Each fall our garden is filled with colour, from dahlias to heathers and sedums. In August I was checking out which seeds I could plant in the kitchen garden. I had harvested the onions and had a bed waiting to be used. I noticed that not only could I plant fall vegetables but it was time to plant Cosmos for fall blooms. Cosmos are one of the easiest plants to grow from seed and especially useful for new gardeners. Cosmos bipinnatus is a lovely annual suited for a cottage garden style.
Lets take a look at when and how to plant cosmos. Cosmos can be direct sown in the spring when the soil has warmed and then again in August. Just as the first crop is fading you will have new seedlings coming along to fill in the gaps.

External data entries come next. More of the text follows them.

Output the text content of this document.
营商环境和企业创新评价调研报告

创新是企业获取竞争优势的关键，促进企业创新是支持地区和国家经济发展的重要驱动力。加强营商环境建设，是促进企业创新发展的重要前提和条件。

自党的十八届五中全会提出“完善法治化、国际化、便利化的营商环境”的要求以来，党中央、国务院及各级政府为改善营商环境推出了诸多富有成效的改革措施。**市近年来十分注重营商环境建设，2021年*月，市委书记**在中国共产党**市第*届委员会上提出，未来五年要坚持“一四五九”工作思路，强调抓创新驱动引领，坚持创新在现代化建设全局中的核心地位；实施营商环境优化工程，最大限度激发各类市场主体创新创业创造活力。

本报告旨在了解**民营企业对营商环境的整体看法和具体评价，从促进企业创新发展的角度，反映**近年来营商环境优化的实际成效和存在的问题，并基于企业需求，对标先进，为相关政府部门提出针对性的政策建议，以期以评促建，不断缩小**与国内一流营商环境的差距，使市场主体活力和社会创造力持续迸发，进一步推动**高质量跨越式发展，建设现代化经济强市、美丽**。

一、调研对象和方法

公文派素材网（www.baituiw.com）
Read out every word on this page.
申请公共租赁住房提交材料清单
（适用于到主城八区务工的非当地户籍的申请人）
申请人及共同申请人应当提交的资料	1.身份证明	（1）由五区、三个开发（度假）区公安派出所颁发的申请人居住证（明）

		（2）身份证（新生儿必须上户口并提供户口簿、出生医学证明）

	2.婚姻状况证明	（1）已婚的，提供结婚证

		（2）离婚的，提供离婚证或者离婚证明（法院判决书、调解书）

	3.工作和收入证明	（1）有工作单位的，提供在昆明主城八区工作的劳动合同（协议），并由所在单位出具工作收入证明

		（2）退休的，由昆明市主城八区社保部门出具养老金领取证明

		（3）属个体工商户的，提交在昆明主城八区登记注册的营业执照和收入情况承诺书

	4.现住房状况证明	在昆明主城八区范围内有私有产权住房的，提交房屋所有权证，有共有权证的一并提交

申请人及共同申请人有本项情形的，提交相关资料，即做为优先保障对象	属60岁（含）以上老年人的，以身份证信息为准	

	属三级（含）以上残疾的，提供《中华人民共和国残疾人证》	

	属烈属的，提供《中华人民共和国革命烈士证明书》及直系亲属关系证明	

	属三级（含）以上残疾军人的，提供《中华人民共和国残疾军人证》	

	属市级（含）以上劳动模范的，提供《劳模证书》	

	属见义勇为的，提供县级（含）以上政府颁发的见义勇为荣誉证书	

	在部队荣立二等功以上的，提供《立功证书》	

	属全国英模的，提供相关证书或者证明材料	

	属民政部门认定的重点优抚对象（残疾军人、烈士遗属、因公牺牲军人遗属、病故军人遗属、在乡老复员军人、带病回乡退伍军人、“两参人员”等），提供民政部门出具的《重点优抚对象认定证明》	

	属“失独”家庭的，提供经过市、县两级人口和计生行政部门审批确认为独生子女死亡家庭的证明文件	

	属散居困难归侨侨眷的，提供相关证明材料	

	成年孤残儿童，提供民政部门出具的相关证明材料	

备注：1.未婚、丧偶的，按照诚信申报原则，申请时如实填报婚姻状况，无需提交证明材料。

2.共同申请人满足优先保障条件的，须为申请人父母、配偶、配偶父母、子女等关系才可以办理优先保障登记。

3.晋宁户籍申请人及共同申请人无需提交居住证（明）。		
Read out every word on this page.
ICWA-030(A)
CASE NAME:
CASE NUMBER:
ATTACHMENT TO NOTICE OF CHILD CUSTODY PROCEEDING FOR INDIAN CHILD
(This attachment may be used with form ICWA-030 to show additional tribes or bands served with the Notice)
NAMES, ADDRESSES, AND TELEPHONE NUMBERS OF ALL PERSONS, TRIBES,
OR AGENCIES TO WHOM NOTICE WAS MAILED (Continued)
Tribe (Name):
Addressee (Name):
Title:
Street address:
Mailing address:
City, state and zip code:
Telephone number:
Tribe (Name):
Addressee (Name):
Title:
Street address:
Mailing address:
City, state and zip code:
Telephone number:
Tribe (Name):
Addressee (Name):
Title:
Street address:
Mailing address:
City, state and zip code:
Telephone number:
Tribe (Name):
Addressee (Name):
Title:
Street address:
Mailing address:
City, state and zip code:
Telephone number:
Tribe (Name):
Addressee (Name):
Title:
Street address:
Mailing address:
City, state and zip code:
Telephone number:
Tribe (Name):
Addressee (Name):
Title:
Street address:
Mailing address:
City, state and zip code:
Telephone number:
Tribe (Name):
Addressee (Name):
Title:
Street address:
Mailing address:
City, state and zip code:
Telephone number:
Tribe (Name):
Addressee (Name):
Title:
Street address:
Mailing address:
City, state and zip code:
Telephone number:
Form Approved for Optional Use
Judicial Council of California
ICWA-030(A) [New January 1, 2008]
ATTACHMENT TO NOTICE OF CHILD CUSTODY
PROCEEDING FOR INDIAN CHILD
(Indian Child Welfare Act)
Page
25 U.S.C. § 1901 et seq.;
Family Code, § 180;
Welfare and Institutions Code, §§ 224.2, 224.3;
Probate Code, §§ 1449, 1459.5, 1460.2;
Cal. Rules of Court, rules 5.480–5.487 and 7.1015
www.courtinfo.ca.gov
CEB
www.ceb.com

It didn’t take me long to find some Cosmos seeds at the local garden shop. Most gardeners are familiar with this annual flower with its single petalled flowers in shades of pink, yellow and white. Not to sound uppity but why not grow a Cosmos with a bit more style? Check out the Cosmos ‘Double Click’ above with its pretty dark pink flowers. I found a seed package of mixed colours of the ‘Double Click’ Cosmos at my local seed shop.
Here is the ‘Double Click’ Cosmos in a lighter shade of pink. The plants grow to about 3′ high but require little support. If you find your plants need some support, use some twigs or bamboo supports to prop them up. I planted them in rows in a raised bed and they are still producing beautiful blooms.
My favourite of the ‘Double Click’ mix has to be the white one with its extra double flowers in a pure white. I will have to grow these in the spring for bouquets. Its stunning!
Each flower is a bit different with this one having a small collarette of petals in the center. Its got more of carefree look compared to the white flower.
Cosmos like a well-drained soil and at least six hours of sun. This is Cosmos ‘Rose Bon Bon’ which I grew for the summer garden. It was started by winter sowing the seeds in milk jugs back in February. What I love about Cosmos is they are drought tolerant. If left to go to seed, you may be lucky enough to have them return next season. I always collect seeds from my Cosmos and this one is no exception. How could I not plant them again next year?